Carbon Emissions Trading: NERA's Role in CF Partners' Lawsuit against Barclays Bank over Misuse of Confidential Information

The Situation

In 2010, Barclays Bank PLC bought Tricorona AB, a developer of projects to reduce greenhouse gas emissions and trader of carbon credits. Barclays later sold the company for a substantial aggregate profit. CF Partners (UK) LLP, a former Barclays client, alleged that Barclays misused confidential information gained while the bank advised CF Partners on an earlier possible bid for Tricorona and breached obligations of exclusivity it owed to CF Partners. In particular, CF Partners had identified the prospect of considerable profit from the acquisition and monetization of Tricorona’s large portfolio of carbon credit projects (known as Certified Emission Reductions). CF Partners contended that Barclays used and exploited this information for its own profit, including by itself acquiring Tricorona.

NERA's Role

In 2012, NERA Associate Director Daniel Radov was instructed on behalf of CF Partners to provide expert analysis and testimony in the case, to be tried in the Chancery Division of the High Court of Justice of England and Wales. The case was identified by The Lawyer magazine as one of the top 20 cases in 2013. Mr Radov explained the features of the international carbon market to the Court, focusing on the mechanisms established by the Kyoto Protocol as well as the EU Emissions Trading System.
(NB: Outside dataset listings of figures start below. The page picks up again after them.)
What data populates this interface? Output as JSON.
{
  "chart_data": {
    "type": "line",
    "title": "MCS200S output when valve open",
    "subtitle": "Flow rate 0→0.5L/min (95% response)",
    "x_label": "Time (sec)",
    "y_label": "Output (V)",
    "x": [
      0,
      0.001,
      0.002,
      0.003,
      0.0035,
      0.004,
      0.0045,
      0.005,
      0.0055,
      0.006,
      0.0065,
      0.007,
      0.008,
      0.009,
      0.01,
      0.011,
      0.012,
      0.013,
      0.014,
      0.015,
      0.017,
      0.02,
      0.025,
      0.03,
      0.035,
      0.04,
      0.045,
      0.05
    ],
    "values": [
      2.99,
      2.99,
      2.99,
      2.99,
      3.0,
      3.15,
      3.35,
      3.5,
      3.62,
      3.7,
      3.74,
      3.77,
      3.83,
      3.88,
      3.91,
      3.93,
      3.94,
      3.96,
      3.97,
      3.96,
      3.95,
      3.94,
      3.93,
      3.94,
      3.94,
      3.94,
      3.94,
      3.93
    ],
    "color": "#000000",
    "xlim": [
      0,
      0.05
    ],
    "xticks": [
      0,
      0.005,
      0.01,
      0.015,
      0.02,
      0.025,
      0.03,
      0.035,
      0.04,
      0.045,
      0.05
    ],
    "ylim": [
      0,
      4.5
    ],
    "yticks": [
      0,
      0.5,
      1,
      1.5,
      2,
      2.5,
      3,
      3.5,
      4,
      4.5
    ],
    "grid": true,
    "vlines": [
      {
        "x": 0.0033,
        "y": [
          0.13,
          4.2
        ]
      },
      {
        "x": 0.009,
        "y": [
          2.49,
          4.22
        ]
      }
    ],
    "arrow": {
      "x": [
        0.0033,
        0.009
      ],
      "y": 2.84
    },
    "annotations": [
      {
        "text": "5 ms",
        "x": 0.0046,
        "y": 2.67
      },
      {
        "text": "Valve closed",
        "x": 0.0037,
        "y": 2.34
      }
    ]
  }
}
As part of his analysis Mr Radov examined market attitudes and government policy towards a controversial—and therefore difficult to value—type of carbon credit (from large hydroelectric projects) to determine how market understanding and credit values developed over time. The NERA team analysed and quantified the degree to which market participants generally understood the value of the confidential information about the carbon credits at the heart of the dispute. NERA also valued Tricorona’s carbon credit portfolio and the cost of bringing projects and credits to market.

The Result

In September 2014, Mr Justice Hildyard ruled that Barclays had misused confidential client information, and awarded CF Partners damages of €10 million. Mr Justice Hildyard relied extensively on Mr Radov's analysis in determining the value of the claim. In his ruling, the judge noted that Mr Radov was "by some way the most reliable of the experts," and observed that "he spoke with a wealth and variety of experience as well as calm assurance."